Cundiff Geoffrey W, Simpson Mary Lynn, Koenig Nicole, Lee Terry
Department of Obstetrics and Gynecology, University of British Columbia, Vancouver, BC; Centre for Health Evaluation & Outcome Sciences, University of British Columbia, Vancouver, BC.
Department of Obstetrics and Gynecology, University of British Columbia, Vancouver, BC.
J Obstet Gynaecol Can. 2017 May;39(5):354-360. doi: 10.1016/j.jogc.2017.01.003. Epub 2017 Mar 28.
To evaluate the safety of outpatient induction with dinoprostone insert in low-risk labour inductions for premature rupture of membranes or postdates gestation.
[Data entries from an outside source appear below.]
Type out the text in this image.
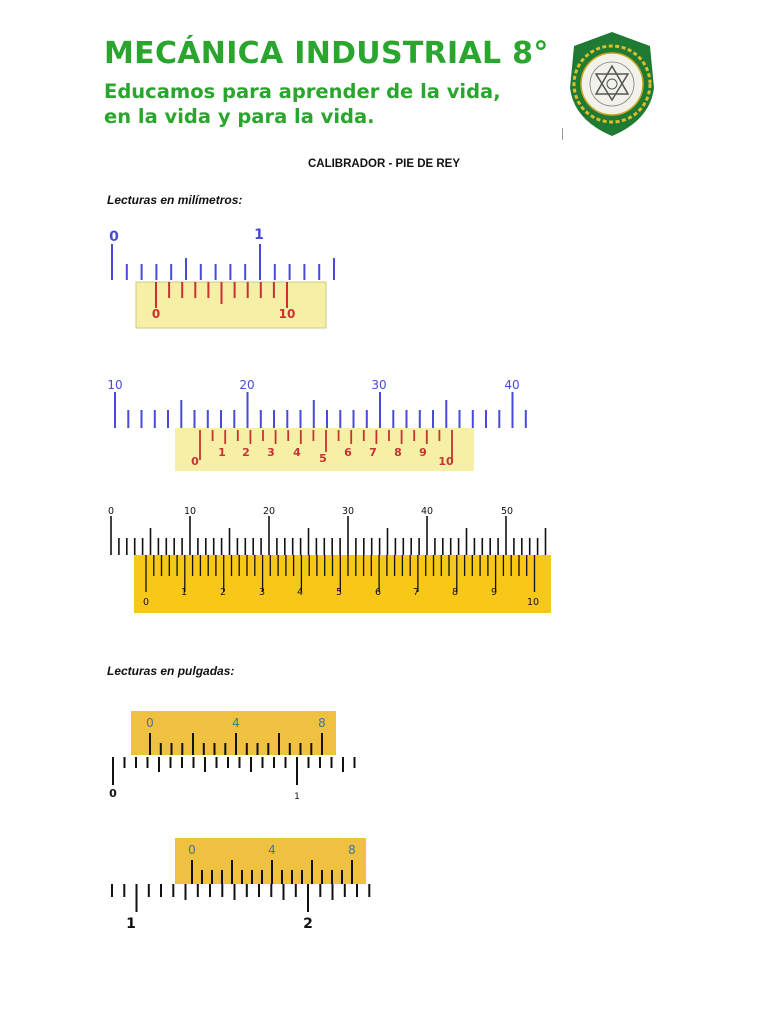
MECÁNICA INDUSTRIAL 8°
Educamos para aprender de la vida,
en la vida y para la vida.
CALIBRADOR - PIE DE REY
Lecturas en milímetros:
Lecturas en pulgadas:
0	1
0	10
10	20	30	40
0
1 2 3 4 5 6 7 8 9
10
0	10	20	30	40	50
0
1	2	3	4	5	6	7	8	9
10
0	4	8
0	1
0	4	8
1	2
This retrospective cohort study compared outpatient labour induction priming with inpatient induction in terms of neonatal safety, mode of delivery, and obstetrical parameters. The sample included all inductions for premature rupture of membranes or postdate gestation. The analysis used logistic regression. The statistical power of the sample was 80% to detect a difference of 5.6% for the composite neonatal safety outcome (5-minute Apgar score <7 and NICU admission for >12 hours or transfer to a level III nursery).
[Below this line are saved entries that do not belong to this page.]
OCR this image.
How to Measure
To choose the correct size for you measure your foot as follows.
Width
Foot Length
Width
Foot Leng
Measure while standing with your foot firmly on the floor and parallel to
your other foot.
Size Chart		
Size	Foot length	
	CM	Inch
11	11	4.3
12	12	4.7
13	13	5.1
Compared with the inpatient cohort (n = 568), the outpatient cohort (n = 611) included more postdate gestations (93% vs. 67%) with less cervical dilatation (0.5 cm vs. 1.0 cm) and larger infants (3705 g vs. 3551 g). There were no differences in measures of neonatal safety or mode of delivery. The outpatient cohort required more dinoprostone inserts (1.59 vs. 1.23) and were less likely to deliver within 24 hours (OR 0.24, 95% CI 0.17 to 0.34) but were also less likely to deliver by CS (OR 0.71, 95% CI 0.54 to 0.95), after adjusting for obstetrical parameters.
An outpatient model of labour induction using dinoprostone inserts is feasible and safe.
评估在胎膜早破或过期妊娠的低风险引产中使用地诺前列酮栓进行门诊引产的安全性。
这项回顾性队列研究比较了门诊引产启动与住院引产在新生儿安全性、分娩方式和产科参数方面的差异。样本包括所有胎膜早破或过期妊娠的引产病例。分析采用逻辑回归。样本的统计效能为80%,以检测复合新生儿安全结局(5分钟阿氏评分<7分且入住新生儿重症监护病房>12小时或转至三级新生儿重症监护室)5.6%的差异。
与住院队列(n = 568)相比,门诊队列(n = 611)中过期妊娠更多(93%对67%),宫颈扩张程度较小(0.5厘米对1.0厘米),婴儿体重较大(3705克对3551克)。在新生儿安全指标或分娩方式方面没有差异。在调整产科参数后,门诊队列需要更多的地诺前列酮栓(1.59对1.23),在24小时内分娩的可能性较小(比值比0.24,95%置信区间0.17至0.34),但剖宫产分娩的可能性也较小(比值比0.71,95%置信区间0.54至0.95)。
使用地诺前列酮栓进行门诊引产模式是可行且安全的。